We sat at a table on Christmas and my words were gathering in my throat, almost like children behind a curtain at a school play. My Dad noticed and said that I had something to say. Very strange how he knew that. I stumbled a bit and my voice cracked in places but I managed to say that I admire how my parents and their friends have treated each other and that when people ask me why I am the way with my own friends I just say I try to reflect what I have been lucky enough to see.

It is not that I am not seen in Oslo but I am not known in the same way. It is a familiarity that goes even beyond understanding. In the eyes of my elders there is a part of me that exists that even I don’t have access to, only they can tell me of myself and it goes both ways. I think that’s also why old friends are so important. They are companions in this long river of life. I called my friend in Australia the other day and we had no plan. He just asked “what are we going to talk about?” and we just went on an intellectual walk. It’s such a beautiful thing. His daughter is healthy, he told me and also very sociable. I hope that I get to see her one day, I said and I can be that uncle who says that I knew her when she was thiiiiis small.

A Lack of Lemongrasss

Someone I knew once called me terribly naïve for taking the Human Development Index so seriously in determining my life choices and in many ways she was right. As I wandered the streets of Oslo I saw things that made sense to my rational mind, well designed parks, off the scale walkability, bike lanes everywhere and a river so clean one could feasibly drink from it - not advised but out of all the rivers in all the capital cities in the entire world I would probably choose Oslo’s. At the same time it was all so alienating. My usual park is one that overlooks the well-planned city and the islands that lie in the fjord like those mythical turtles that hold up each their own world and I sigh. Where are my people, where is the laughter?1

In Bangkok underneath an elevated trainstation whose underbelly was blackened by the street smoke I saw two traffic wardens shadowboxing Muay Thai. I went to Portugal once and another friend of mine said that I was being such a white LinkedInBro for saying how the Portguese seemed happier even though they had less than people in Norway. I’ll happily be called a white LinkedIn Bro because in some cases I do think that’s true. Of course the fact that fish sauce is widely available in small towns in Norway speaks to the desire of Thais to seek their fortune abroad but it also doesn’t mean that there was not more joy to be had at home.

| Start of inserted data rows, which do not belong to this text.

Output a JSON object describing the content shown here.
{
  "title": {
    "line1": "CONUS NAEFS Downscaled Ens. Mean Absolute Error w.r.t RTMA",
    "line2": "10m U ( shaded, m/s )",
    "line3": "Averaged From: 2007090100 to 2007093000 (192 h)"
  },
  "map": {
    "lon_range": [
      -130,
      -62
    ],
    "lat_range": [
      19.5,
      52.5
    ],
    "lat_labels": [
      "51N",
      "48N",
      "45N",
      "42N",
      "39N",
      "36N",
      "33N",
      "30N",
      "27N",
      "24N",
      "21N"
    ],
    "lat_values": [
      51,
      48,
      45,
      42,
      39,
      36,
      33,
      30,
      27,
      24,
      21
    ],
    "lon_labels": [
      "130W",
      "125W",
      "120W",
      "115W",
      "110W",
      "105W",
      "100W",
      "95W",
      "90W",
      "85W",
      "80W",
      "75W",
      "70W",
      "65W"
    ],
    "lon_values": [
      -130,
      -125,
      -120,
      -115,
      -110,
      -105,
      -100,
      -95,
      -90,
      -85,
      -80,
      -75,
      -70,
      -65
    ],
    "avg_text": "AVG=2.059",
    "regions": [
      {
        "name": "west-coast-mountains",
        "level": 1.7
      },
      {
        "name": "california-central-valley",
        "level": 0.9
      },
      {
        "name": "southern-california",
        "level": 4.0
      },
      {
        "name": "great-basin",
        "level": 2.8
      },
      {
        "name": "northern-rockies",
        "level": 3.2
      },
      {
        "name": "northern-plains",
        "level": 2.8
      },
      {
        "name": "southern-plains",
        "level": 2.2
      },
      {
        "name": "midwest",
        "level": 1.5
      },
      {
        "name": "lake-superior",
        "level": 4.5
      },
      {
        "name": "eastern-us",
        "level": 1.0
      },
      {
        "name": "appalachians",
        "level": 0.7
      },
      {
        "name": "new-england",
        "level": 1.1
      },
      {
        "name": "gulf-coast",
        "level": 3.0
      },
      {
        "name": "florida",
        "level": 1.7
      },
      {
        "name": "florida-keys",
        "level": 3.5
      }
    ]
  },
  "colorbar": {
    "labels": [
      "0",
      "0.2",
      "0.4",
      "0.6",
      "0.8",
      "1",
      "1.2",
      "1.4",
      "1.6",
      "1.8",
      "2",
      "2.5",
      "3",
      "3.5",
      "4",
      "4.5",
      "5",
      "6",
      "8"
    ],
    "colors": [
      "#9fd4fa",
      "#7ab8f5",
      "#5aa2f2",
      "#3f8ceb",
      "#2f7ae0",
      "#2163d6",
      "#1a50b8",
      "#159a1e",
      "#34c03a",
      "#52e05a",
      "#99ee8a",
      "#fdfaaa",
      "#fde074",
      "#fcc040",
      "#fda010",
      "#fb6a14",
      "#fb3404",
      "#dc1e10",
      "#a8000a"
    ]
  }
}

There’s an asian supermarket that I go to in Oslo and I can never bring myself to buy the lemongrass. It is always so pale and dry. My brother is the opposite of me, he will happily eat Malaysian food wherever he can find it in varying forms of interpretation. For me, it’s just too sad and I would rather go without than to taste a shadow of a memory.

Things I’ve read, watched and listened to

Books:

  • The End of the Nineteen-Nineties by Hafiz Noor Shams - a mix of a personal account and a retelling of history, Shams shares what it felt like riding on the optimism of the Malaysia of the 1990’s where everything seemed possible and it was on the cusp of reaching the fabled status of a ‘developed country’ as well exploring where it went wrong. I will be keeping my notes here
  • Fooled by Randomness by Nicolas Nassim Taleb - the main idea is that we attribute a lot more to agency when it really should be attributed to chance

Youtube:

Songs:

  • The Orchids by Califone - creamy and dreamy and something I could listen to on repeat for days
  • One Day by Matisyahu

That’s it from me and I’ll see you in the New Year.